We live in an age in which the shipment of a pair of never-worn baby shoes can be tracked from departure to arrival by looking at a smartphone. We live in a moment when there is nothing of more public interest than the administration of the COVID-19 vaccine.
So it is difficult to understand why the state of Utah cannot or will not account for just how many doses of these precious medicines have been delivered to our state, exactly who received them, how many they have used and whether anyone is watching to make sure none goes to waste.
The public’s faith that the vaccine is being efficiently delivered and fairly administered will matter a great deal in a culture where far too many people aren’t sure they want to get the vaccine. A great many more are worried that those who do get it are the beneficiaries of some special treatment.
The state, the feds, the hospitals, the local health departments, and the pharmacies hired to administer vaccines in long-term care homes should all know where each dose is, where it is going and, should it be unneeded there, where it should go next.
On Jan. 8, as one of his first acts as Utah’s new governor, Spencer Cox announced a plan that put the state’s 13 local health departments in charge of getting the jab to those who need it most.

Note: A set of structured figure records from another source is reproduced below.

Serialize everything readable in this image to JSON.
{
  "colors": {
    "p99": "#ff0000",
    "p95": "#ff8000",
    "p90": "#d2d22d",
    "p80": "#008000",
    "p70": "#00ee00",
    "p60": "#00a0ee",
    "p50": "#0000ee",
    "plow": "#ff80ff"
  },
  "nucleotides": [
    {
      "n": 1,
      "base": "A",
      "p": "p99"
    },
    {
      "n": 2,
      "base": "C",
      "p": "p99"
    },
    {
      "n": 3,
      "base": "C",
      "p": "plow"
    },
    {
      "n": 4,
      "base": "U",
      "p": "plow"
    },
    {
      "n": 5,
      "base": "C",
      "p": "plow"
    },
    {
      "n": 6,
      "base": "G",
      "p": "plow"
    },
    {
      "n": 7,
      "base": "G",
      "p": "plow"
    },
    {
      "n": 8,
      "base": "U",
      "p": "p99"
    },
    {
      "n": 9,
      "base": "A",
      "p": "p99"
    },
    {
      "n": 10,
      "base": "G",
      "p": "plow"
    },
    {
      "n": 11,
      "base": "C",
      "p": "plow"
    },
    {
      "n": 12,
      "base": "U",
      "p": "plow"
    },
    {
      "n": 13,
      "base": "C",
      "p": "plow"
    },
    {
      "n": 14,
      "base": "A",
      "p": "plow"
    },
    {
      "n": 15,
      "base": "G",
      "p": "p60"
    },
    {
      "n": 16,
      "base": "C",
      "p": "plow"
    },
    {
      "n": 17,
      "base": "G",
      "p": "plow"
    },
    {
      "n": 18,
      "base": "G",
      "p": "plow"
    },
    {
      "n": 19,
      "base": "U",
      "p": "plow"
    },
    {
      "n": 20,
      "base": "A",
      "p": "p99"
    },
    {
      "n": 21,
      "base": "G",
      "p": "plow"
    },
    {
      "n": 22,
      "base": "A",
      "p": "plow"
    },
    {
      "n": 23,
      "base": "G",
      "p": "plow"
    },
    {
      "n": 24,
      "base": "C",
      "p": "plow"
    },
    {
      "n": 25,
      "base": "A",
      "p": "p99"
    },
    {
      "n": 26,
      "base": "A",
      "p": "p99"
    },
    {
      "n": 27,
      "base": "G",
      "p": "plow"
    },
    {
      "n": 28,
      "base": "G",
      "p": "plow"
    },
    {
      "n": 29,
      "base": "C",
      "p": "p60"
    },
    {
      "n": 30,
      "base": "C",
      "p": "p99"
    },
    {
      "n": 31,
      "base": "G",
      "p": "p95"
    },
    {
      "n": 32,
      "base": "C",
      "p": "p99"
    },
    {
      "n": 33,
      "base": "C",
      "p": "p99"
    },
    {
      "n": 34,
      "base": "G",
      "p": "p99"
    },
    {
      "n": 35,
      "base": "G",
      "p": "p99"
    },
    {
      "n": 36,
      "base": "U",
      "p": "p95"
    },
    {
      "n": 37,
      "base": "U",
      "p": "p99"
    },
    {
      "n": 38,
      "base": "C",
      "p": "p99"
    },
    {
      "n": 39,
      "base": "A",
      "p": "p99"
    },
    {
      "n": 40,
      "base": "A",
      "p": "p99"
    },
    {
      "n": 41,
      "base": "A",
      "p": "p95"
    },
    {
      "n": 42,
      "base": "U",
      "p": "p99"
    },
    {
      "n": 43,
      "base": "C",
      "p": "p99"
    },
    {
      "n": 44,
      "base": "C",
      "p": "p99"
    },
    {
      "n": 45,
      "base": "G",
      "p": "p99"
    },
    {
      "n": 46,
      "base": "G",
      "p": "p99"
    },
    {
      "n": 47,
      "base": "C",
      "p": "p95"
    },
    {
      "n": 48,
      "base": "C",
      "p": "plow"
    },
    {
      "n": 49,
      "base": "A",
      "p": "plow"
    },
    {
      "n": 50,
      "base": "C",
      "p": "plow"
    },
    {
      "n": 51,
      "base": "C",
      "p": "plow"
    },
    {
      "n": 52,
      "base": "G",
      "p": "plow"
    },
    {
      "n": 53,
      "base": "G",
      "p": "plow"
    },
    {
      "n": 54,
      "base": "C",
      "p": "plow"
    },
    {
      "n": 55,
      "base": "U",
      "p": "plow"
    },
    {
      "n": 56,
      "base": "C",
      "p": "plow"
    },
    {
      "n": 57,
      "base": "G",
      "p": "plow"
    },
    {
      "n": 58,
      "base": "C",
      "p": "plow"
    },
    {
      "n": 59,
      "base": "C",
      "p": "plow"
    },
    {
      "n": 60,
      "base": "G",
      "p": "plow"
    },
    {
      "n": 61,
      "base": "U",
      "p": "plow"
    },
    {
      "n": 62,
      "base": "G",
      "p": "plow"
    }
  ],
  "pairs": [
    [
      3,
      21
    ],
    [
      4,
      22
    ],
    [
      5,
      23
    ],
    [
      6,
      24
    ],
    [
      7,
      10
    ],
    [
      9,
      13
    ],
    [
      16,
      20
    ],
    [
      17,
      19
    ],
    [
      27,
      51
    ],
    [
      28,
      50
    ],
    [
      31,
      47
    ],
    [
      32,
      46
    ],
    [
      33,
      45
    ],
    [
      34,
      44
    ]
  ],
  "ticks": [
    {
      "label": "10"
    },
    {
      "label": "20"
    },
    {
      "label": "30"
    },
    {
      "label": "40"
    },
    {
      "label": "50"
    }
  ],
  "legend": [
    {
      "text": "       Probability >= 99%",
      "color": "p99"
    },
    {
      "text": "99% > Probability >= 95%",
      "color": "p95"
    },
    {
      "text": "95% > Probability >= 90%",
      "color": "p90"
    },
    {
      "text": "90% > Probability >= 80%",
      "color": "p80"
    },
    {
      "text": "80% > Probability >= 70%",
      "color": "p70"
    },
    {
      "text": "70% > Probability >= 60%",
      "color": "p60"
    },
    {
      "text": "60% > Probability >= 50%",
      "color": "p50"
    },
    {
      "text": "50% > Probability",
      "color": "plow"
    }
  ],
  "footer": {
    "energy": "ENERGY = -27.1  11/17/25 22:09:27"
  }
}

In order to make sure that the limited amount of vaccine doses would be used as efficiently as possible, Cox ordered that any vaccine that sat at any provider for more than seven days would have to be turned back over to the state to be redirected to some other provider that had burned through its allotment and could make quick use of more.
Fair enough. Except that, in answer to repeated requests from The Salt Lake Tribune, the state is not saying how many doses it has ordered to be sent to each provider, when they arrived or how many have been injected by each, and thus we have no verification that the seven-day turnaround rule — or any other part of the plan — is being observed.
The state has also been in a troublesome dispute with the two national pharmacy chains — CVS and Walgreens — hired by the federal government to administer the vaccine in long-term care facilities across the nation.
The Utah Department of Health said the pharmacy giants were, as of Sunday, holding a stash of more than 23,000 doses that were supposed to be given to residents and staff of long-term care facilities, doses that should, by the governor’s rules, be clawed back by the state for redistribution. CVS and Walgreens denied that they were holding any such surplus.
Tuesday, the state announced that more than 28,000 doses that had been earmarked to be shipped to Walgreens and CVS in Utah would be transmitted to the state instead.
All of this follows the troublesome mismanagement of state resources early in the pandemic, when millions were allocated to unproven medications (though the state got its money back) and to testing plans that have never lived up to the hype.
We should insist that the state — and the federal government and any and all contractors involved in the supply chain — make all this information publicly available just as rapidly as they acquire it themselves. And Cox, as the public face of the operation, must make himself available to answer questions for more than the 30-minute weekly sessions he has offered to date.
It is not secret or proprietary information. It is data that everyone who is expected to help in slowing the spread of the pandemic — which is all of us — has a right, and a need, to know.